Są więc koncerty (tam właśnie można znaleźć dwuczęściowy jubileuszowy koncert Jacka Cygana), są widowiska, spektakle teatralne. Wywiady. Jest sporo literatury, w różnej formie, między innymi warsztat mistrzowski z Mariuszem Szczygłem. Wiele materiałów kompletnie za darmo. Platforma ma ambicje i chce się rozwijać, działać na żywo, zapraszać nietuzinkowych ludzi. Robić to, co umieją tam najlepiej.

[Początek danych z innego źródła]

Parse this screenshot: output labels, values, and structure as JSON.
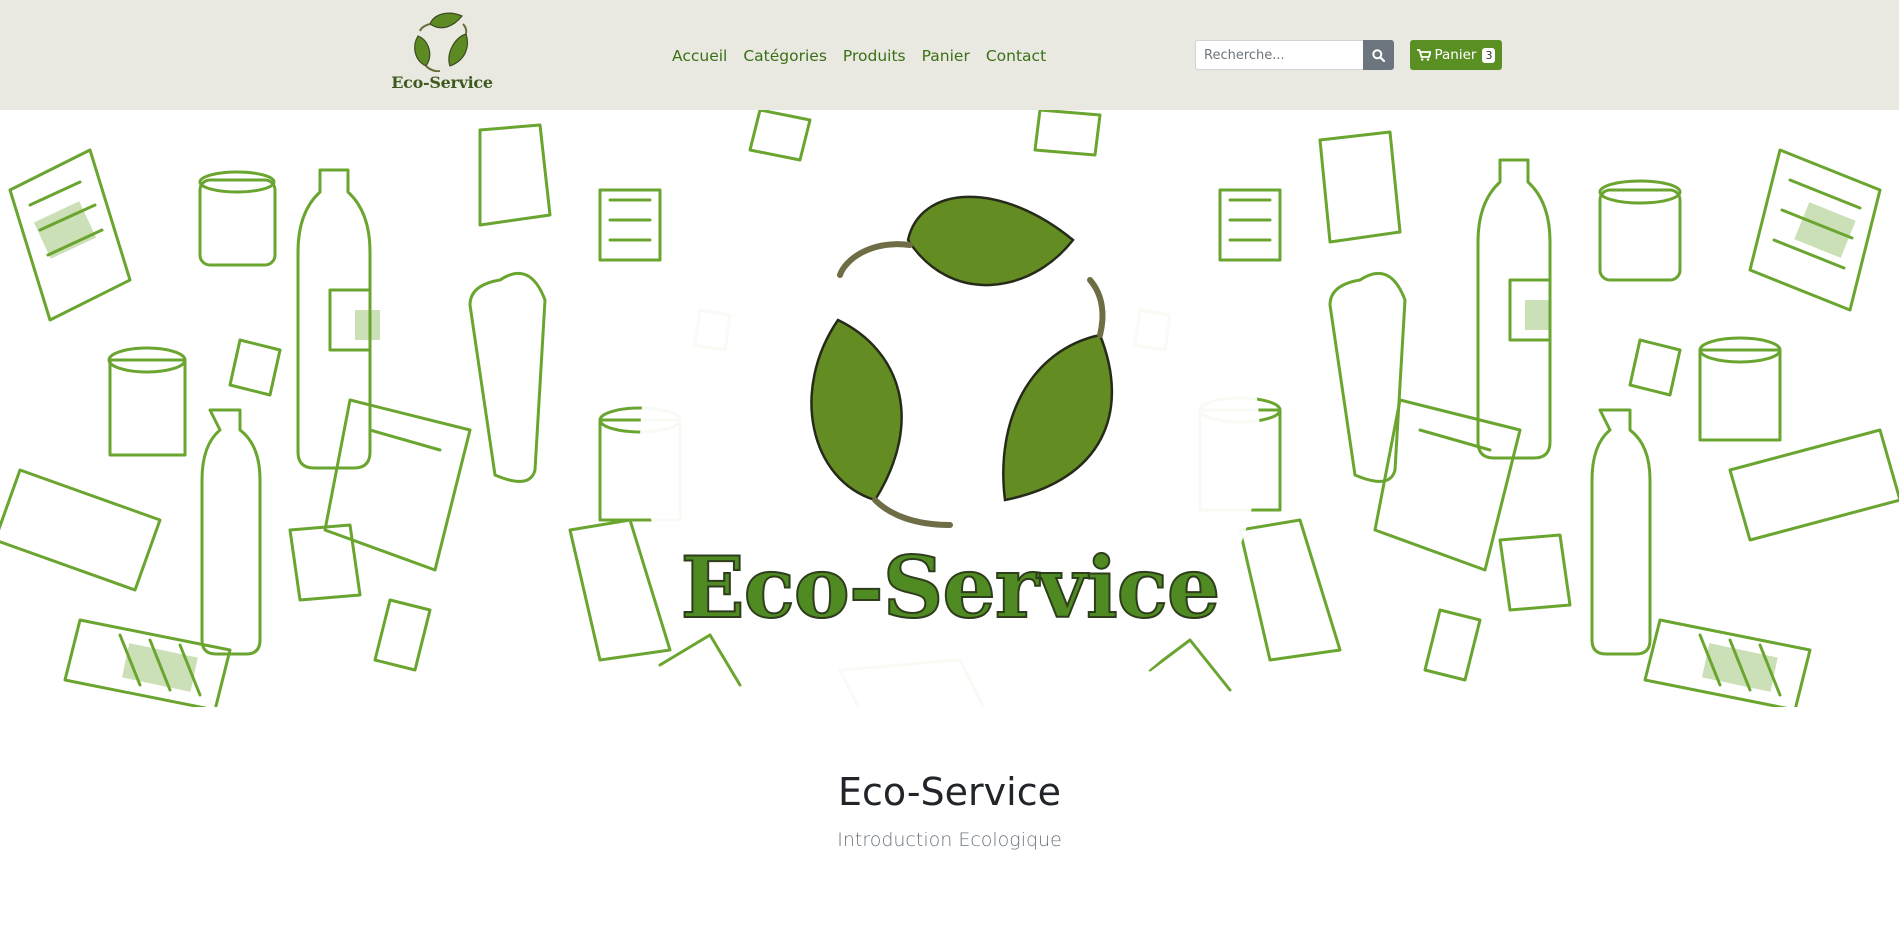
{
  "colors": {
    "header_bg": "#e9e9e1",
    "brand_green": "#5a8f23",
    "nav_link": "#3b6f16",
    "search_button": "#6c757d"
  },
  "brand": {
    "logo_icon": "recycle-leaves-icon",
    "name": "Eco-Service"
  },
  "nav": {
    "items": [
      {
        "label": "Accueil"
      },
      {
        "label": "Catégories"
      },
      {
        "label": "Produits"
      },
      {
        "label": "Panier"
      },
      {
        "label": "Contact"
      }
    ]
  },
  "search": {
    "placeholder": "Recherche...",
    "icon": "search-icon"
  },
  "cart": {
    "icon": "shopping-cart-icon",
    "label": "Panier",
    "count": "3"
  },
  "hero": {
    "logo_icon": "recycle-leaves-icon",
    "title": "Eco-Service"
  },
  "intro": {
    "title": "Eco-Service",
    "subtitle": "Introduction Ecologique"
  }
}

Nie chciałabym, żeby online zastąpił nam bliskie relacje, także te ze sztuką. Postanowiłam się jednak cieszyć tym, co jest, zwłaszcza kiedy jest bardzo dobre. I muszę przyznać, że o wielu przedsięwzięciach nie miałam pojęcia, większość by mnie ominęła, bo sama żyję w biegu i już poza Krakowem. Będę traktować Play Kraków jak telewizję, której nie mam i której nie ma – inspirującą, angażującą, daleką od bylejakości.
Jeśli je przetłumaczyć, to jest w angielskim słowie „play” zabawa, ale jest i gra. Jest też igranie z czymś, jest luz, walka. Bardzo to pojemne pojęcie. Jest wreszcie rodzaj wędrówki, którą uprawiamy właśnie wszyscy, chcąc odnaleźć się w dynamicznych i pełnych wyzwań latach 20. XXI wieku. I nawet jeśli nie wszystkie drogi prowadzą do Krakowa, to warto w jego stronę wirtualnie skręcić. Bo Kraków wciąż robi kulturę na światowym poziomie.